Human services are funded by a partnership between state and local governments and are administered by the counties. In the aftermath of the Great Recession of 2008, Ohio and other states received additional stimulus dollars from the federal government to help alleviate some of the economic pain. This infusion allowed Ohio to provide disability benefits to people living in extreme poverty, cash assistance to low-income families, public child care, home visits for at risk mothers and babies and more.
When the stimulus ran out in 2011, Ohio lawmakers slashed the budget without replacing federal funds, opting to use the state’s resources on income tax cuts, tax breaks for the wealthy, and padding the rainy-day fund, said Policy Matters Senior Project Director, Wendy Patton.
“More than 184,000 Ohioans are living on less than $2 a day – that’s about as many people as live in Akron. But our lawmakers have cut programs that help the neediest,” Patton said. “We have people waiting nearly a year and a half for approval of Social Security Disability Insurance from the federal government, but state policymakers eliminated a program that bridged that gap, even though the federal government repaid the cost once people were approved. Only 23 of the 100 people eligible for cash assistance are getting it. And less than 5 percent of those eligible for home visits to get infants started right are getting that important assistance, despite Ohio’s high infant mortality rates – something Gov. DeWine has wisely vowed to address.”
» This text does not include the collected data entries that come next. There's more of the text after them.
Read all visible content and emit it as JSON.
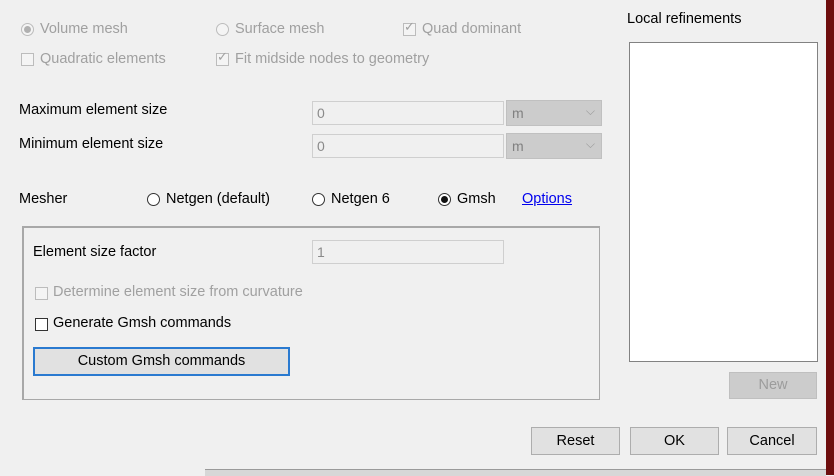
{
  "mesh_type": {
    "volume_label": "Volume mesh",
    "surface_label": "Surface mesh",
    "quad_label": "Quad dominant",
    "quadratic_label": "Quadratic elements",
    "fit_midside_label": "Fit midside nodes to geometry"
  },
  "sizes": {
    "max_label": "Maximum element size",
    "max_value": "0",
    "max_unit": "m",
    "min_label": "Minimum element size",
    "min_value": "0",
    "min_unit": "m"
  },
  "mesher": {
    "label": "Mesher",
    "option1": "Netgen (default)",
    "option2": "Netgen 6",
    "option3": "Gmsh",
    "options_link": "Options"
  },
  "gmsh": {
    "size_factor_label": "Element size factor",
    "size_factor_value": "1",
    "curvature_label": "Determine element size from curvature",
    "generate_label": "Generate Gmsh commands",
    "custom_button": "Custom Gmsh commands"
  },
  "refinements": {
    "title": "Local refinements",
    "new_button": "New"
  },
  "footer": {
    "reset": "Reset",
    "ok": "OK",
    "cancel": "Cancel"
  },
  "icons": {
    "dropdown": "chevron-down-icon",
    "check": "checkmark-icon"
  }
}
The new Policy Matters report examines funding for several programs that serve Ohio’s most disadvantaged residents including home visiting programs for low-income mothers and babies, public child care, the state’s child support enforcement agencies and incentive funding for relatives who take custody of a family member’s child.
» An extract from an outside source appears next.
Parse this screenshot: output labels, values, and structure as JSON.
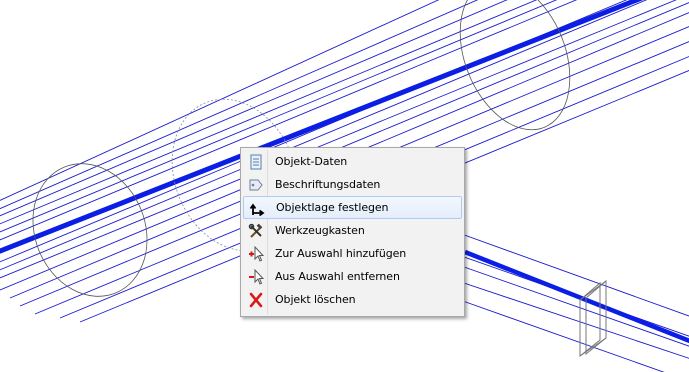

“With the 2020-2021 state budget, lawmakers have an opportunity to do better for Ohio families,” Patton said. “Governor DeWine’s campaign platform included raising income eligibility in the public child care program to help more working families and increasing the number of pregnant women or mothers benefited through home visiting. From that solid start, the governor should move on to restore other essential services.”